Der „2026 State of Lab Digitalization“-Report untersucht den tatsächlichen Stand der Digitalisierung in analytischen Laboren. Hierfür wurden 110 QA/QC-Labore befragt. Die Kernaussage ist, dass die meisten Labore zwar Software besitzen, aber noch weit von einer echten, vernetzten Digitalisierung entfernt sind.

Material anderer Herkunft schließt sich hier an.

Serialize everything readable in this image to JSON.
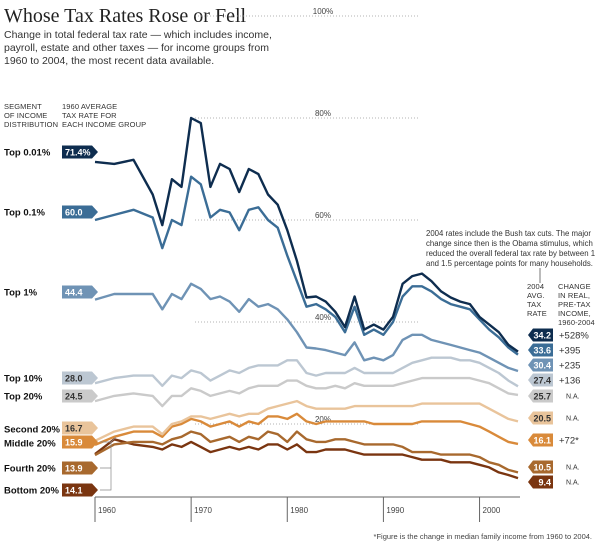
{
  "title": "Whose Tax Rates Rose or Fell",
  "subtitle": [
    "Change in total federal tax rate — which includes income,",
    "payroll, estate and other taxes — for income groups from",
    "1960 to 2004, the most recent data available."
  ],
  "headers": {
    "segment": [
      "SEGMENT",
      "OF INCOME",
      "DISTRIBUTION"
    ],
    "avg1960": [
      "1960 AVERAGE",
      "TAX RATE FOR",
      "EACH INCOME GROUP"
    ],
    "avg2004": [
      "2004",
      "AVG.",
      "TAX",
      "RATE"
    ],
    "change": [
      "CHANGE",
      "IN REAL,",
      "PRE-TAX",
      "INCOME,",
      "1960-2004"
    ]
  },
  "annotation": [
    "2004 rates include the Bush tax cuts. The major",
    "change since then is the Obama stimulus, which",
    "reduced the overall federal tax rate by between 1",
    "and 1.5 percentage points for many households."
  ],
  "footnote": "*Figure is the change in median family income from 1960 to 2004.",
  "chart_data": {
    "type": "line",
    "title": "Whose Tax Rates Rose or Fell",
    "xlim": [
      1960,
      2004
    ],
    "ylim": [
      0,
      100
    ],
    "x_ticks": [
      "1960",
      "1970",
      "1980",
      "1990",
      "2000"
    ],
    "gridlines": [
      {
        "value": 100,
        "label": "100%"
      },
      {
        "value": 80,
        "label": "80%"
      },
      {
        "value": 60,
        "label": "60%"
      },
      {
        "value": 40,
        "label": "40%"
      },
      {
        "value": 20,
        "label": "20%"
      }
    ],
    "x": [
      1960,
      1962,
      1964,
      1966,
      1967,
      1968,
      1969,
      1970,
      1971,
      1972,
      1973,
      1974,
      1975,
      1976,
      1977,
      1978,
      1979,
      1980,
      1981,
      1982,
      1983,
      1984,
      1985,
      1986,
      1987,
      1988,
      1989,
      1990,
      1991,
      1992,
      1993,
      1994,
      1995,
      1996,
      1997,
      1998,
      1999,
      2000,
      2001,
      2002,
      2003,
      2004
    ],
    "series": [
      {
        "name": "Top 0.01%",
        "start_label": "71.4%",
        "end_label": "34.2",
        "change": "+528%",
        "color": "#0e2d4f",
        "text_color": "#ffffff",
        "values": [
          71.4,
          71.0,
          71.8,
          65.0,
          59.0,
          68.0,
          66.5,
          80.0,
          79.0,
          66.5,
          71.0,
          70.0,
          65.5,
          70.0,
          69.0,
          65.0,
          63.0,
          58.0,
          52.0,
          44.8,
          45.0,
          44.0,
          42.0,
          39.0,
          45.0,
          38.5,
          39.5,
          38.5,
          41.0,
          47.5,
          49.0,
          49.5,
          48.0,
          46.0,
          44.8,
          44.0,
          43.5,
          41.0,
          39.5,
          38.0,
          35.5,
          34.2
        ]
      },
      {
        "name": "Top 0.1%",
        "start_label": "60.0",
        "end_label": "33.6",
        "change": "+395",
        "color": "#3b6d96",
        "text_color": "#ffffff",
        "values": [
          60.0,
          61.0,
          62.0,
          60.5,
          54.5,
          60.0,
          59.0,
          68.5,
          67.0,
          60.5,
          62.0,
          61.5,
          58.0,
          62.0,
          62.5,
          60.0,
          58.5,
          53.0,
          48.0,
          43.0,
          43.5,
          42.5,
          41.0,
          38.0,
          43.0,
          37.5,
          38.5,
          37.5,
          40.0,
          45.0,
          47.0,
          47.0,
          46.0,
          44.5,
          43.5,
          43.0,
          42.5,
          40.5,
          38.5,
          37.0,
          35.0,
          33.6
        ]
      },
      {
        "name": "Top 1%",
        "start_label": "44.4",
        "end_label": "30.4",
        "change": "+235",
        "color": "#6f93b5",
        "text_color": "#ffffff",
        "values": [
          44.4,
          45.5,
          45.5,
          45.5,
          42.5,
          45.5,
          44.5,
          47.5,
          46.5,
          44.5,
          45.0,
          44.0,
          42.0,
          44.5,
          43.0,
          43.5,
          42.5,
          40.5,
          38.0,
          35.0,
          34.8,
          34.5,
          34.0,
          33.5,
          36.0,
          32.5,
          33.0,
          32.5,
          33.5,
          36.5,
          37.5,
          37.5,
          36.5,
          36.0,
          35.5,
          35.0,
          34.5,
          34.0,
          33.0,
          32.0,
          31.0,
          30.4
        ]
      },
      {
        "name": "Top 10%",
        "start_label": "28.0",
        "end_label": "27.4",
        "change": "+136",
        "color": "#bcc7d2",
        "text_color": "#333333",
        "values": [
          28.0,
          29.0,
          29.5,
          29.5,
          27.5,
          29.5,
          29.0,
          30.5,
          30.0,
          28.5,
          29.5,
          30.5,
          30.0,
          31.0,
          31.5,
          31.5,
          31.5,
          32.5,
          32.5,
          30.0,
          29.5,
          30.0,
          30.0,
          30.0,
          31.0,
          30.0,
          30.0,
          30.0,
          30.0,
          31.0,
          32.0,
          32.5,
          33.0,
          33.0,
          33.0,
          32.5,
          32.5,
          32.0,
          31.0,
          30.0,
          28.5,
          27.4
        ]
      },
      {
        "name": "Top 20%",
        "start_label": "24.5",
        "end_label": "25.7",
        "change": "N.A.",
        "color": "#cacaca",
        "text_color": "#333333",
        "values": [
          24.5,
          25.5,
          26.0,
          25.5,
          23.5,
          25.5,
          25.5,
          27.0,
          26.5,
          25.5,
          26.0,
          26.5,
          26.0,
          27.0,
          27.5,
          27.5,
          27.5,
          28.5,
          28.5,
          27.5,
          27.0,
          27.0,
          27.5,
          27.0,
          28.0,
          27.5,
          27.5,
          27.5,
          27.5,
          28.0,
          28.5,
          29.0,
          29.0,
          29.0,
          29.0,
          29.0,
          29.0,
          28.5,
          28.0,
          27.0,
          26.0,
          25.7
        ]
      },
      {
        "name": "Second 20%",
        "start_label": "16.7",
        "end_label": "20.5",
        "change": "N.A.",
        "color": "#e9c49b",
        "text_color": "#333333",
        "values": [
          16.7,
          18.5,
          19.5,
          19.5,
          18.0,
          20.0,
          20.5,
          21.5,
          21.5,
          21.0,
          21.5,
          22.0,
          21.5,
          22.0,
          22.0,
          23.0,
          23.5,
          24.0,
          24.5,
          23.5,
          23.0,
          23.0,
          23.0,
          23.0,
          23.5,
          23.5,
          23.5,
          23.5,
          23.5,
          23.5,
          23.5,
          24.0,
          24.0,
          24.0,
          24.0,
          24.0,
          24.0,
          24.0,
          23.0,
          22.0,
          21.0,
          20.5
        ]
      },
      {
        "name": "Middle 20%",
        "start_label": "15.9",
        "end_label": "16.1",
        "change": "+72*",
        "color": "#d98a3a",
        "text_color": "#ffffff",
        "values": [
          15.9,
          17.5,
          18.5,
          18.5,
          17.5,
          19.5,
          20.0,
          21.0,
          20.5,
          19.5,
          20.0,
          20.5,
          19.5,
          20.5,
          20.0,
          21.5,
          21.5,
          21.0,
          22.0,
          20.5,
          20.0,
          20.5,
          20.5,
          20.5,
          20.5,
          20.5,
          20.0,
          20.0,
          20.0,
          20.0,
          20.0,
          20.5,
          20.5,
          20.5,
          20.5,
          20.5,
          20.0,
          19.5,
          18.5,
          17.5,
          16.5,
          16.1
        ]
      },
      {
        "name": "Fourth 20%",
        "start_label": "13.9",
        "end_label": "10.5",
        "change": "N.A.",
        "color": "#a8692e",
        "text_color": "#ffffff",
        "values": [
          13.9,
          16.0,
          16.5,
          16.5,
          16.0,
          17.0,
          17.5,
          18.5,
          18.0,
          16.5,
          17.0,
          17.5,
          16.5,
          17.5,
          17.0,
          18.5,
          18.0,
          16.5,
          18.5,
          17.0,
          16.5,
          16.5,
          17.0,
          17.0,
          16.5,
          16.0,
          16.0,
          16.0,
          16.0,
          15.5,
          14.5,
          14.5,
          14.5,
          14.0,
          14.0,
          14.0,
          14.0,
          13.5,
          12.5,
          12.0,
          11.0,
          10.5
        ]
      },
      {
        "name": "Bottom 20%",
        "start_label": "14.1",
        "end_label": "9.4",
        "change": "N.A.",
        "color": "#7a3510",
        "text_color": "#ffffff",
        "values": [
          14.1,
          17.0,
          16.0,
          15.5,
          15.0,
          16.0,
          15.5,
          16.5,
          15.5,
          14.5,
          15.0,
          15.5,
          15.0,
          15.5,
          15.0,
          16.0,
          16.0,
          15.0,
          16.0,
          14.5,
          14.5,
          15.0,
          15.0,
          15.0,
          14.5,
          14.0,
          14.0,
          14.0,
          14.0,
          14.0,
          13.5,
          13.0,
          13.0,
          13.0,
          12.5,
          12.5,
          12.5,
          12.0,
          11.5,
          10.5,
          10.0,
          9.4
        ]
      }
    ]
  }
}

Die wichtigsten Ergebnisse auf einen Blick:
Das Excel-Dilemma: Obwohl 80 % der Labore ein LIMS nutzen oder planen, arbeitet jedes dritte Labor im Alltag weiterhin mit Excel-Tabellen als Brückenlösung parallel zum LIMS. Insgesamt nutzen 54 % der Labore Excel, was es zum zweithäufigsten Werkzeug nach dem LIMS macht.
Mangelnde Konnektivität: Nur 11 % der Labore geben an, dass ihre Messgeräte und Software-Systeme vollständig miteinander vernetzt sind. Daten müssen oft noch manuell übertragen werden (Im Lebensmittelbereich ein Problem für 42 % der Labore).
Gefühlte vs. echte Digitalisierung: Nur 21 % der Befragten betrachten ihr Labor als „vollständig digital“. 74 % befindem sich in einem ineffizienten „Hybrid-Modus“.
Hürden für den Fortschritt: Das größte Problem ist nicht das Geld. Die größten Bremsen sind regulatorische Einschränkungen, der Widerstand der Belegschaft gegen neue Systeme und Probleme bei der Datenintegration.
Zukunftspriorität Compliance & KI: Für 48 % der Labore steht die Datensicherheit und Compliance im Fokus. Zudem treibt der Bericht die Labore dazu, offene Datenstandards (wie SiLA und AnIML) zu nutzen, um Labordaten bereit für künstliche Intelligenz, zu machen.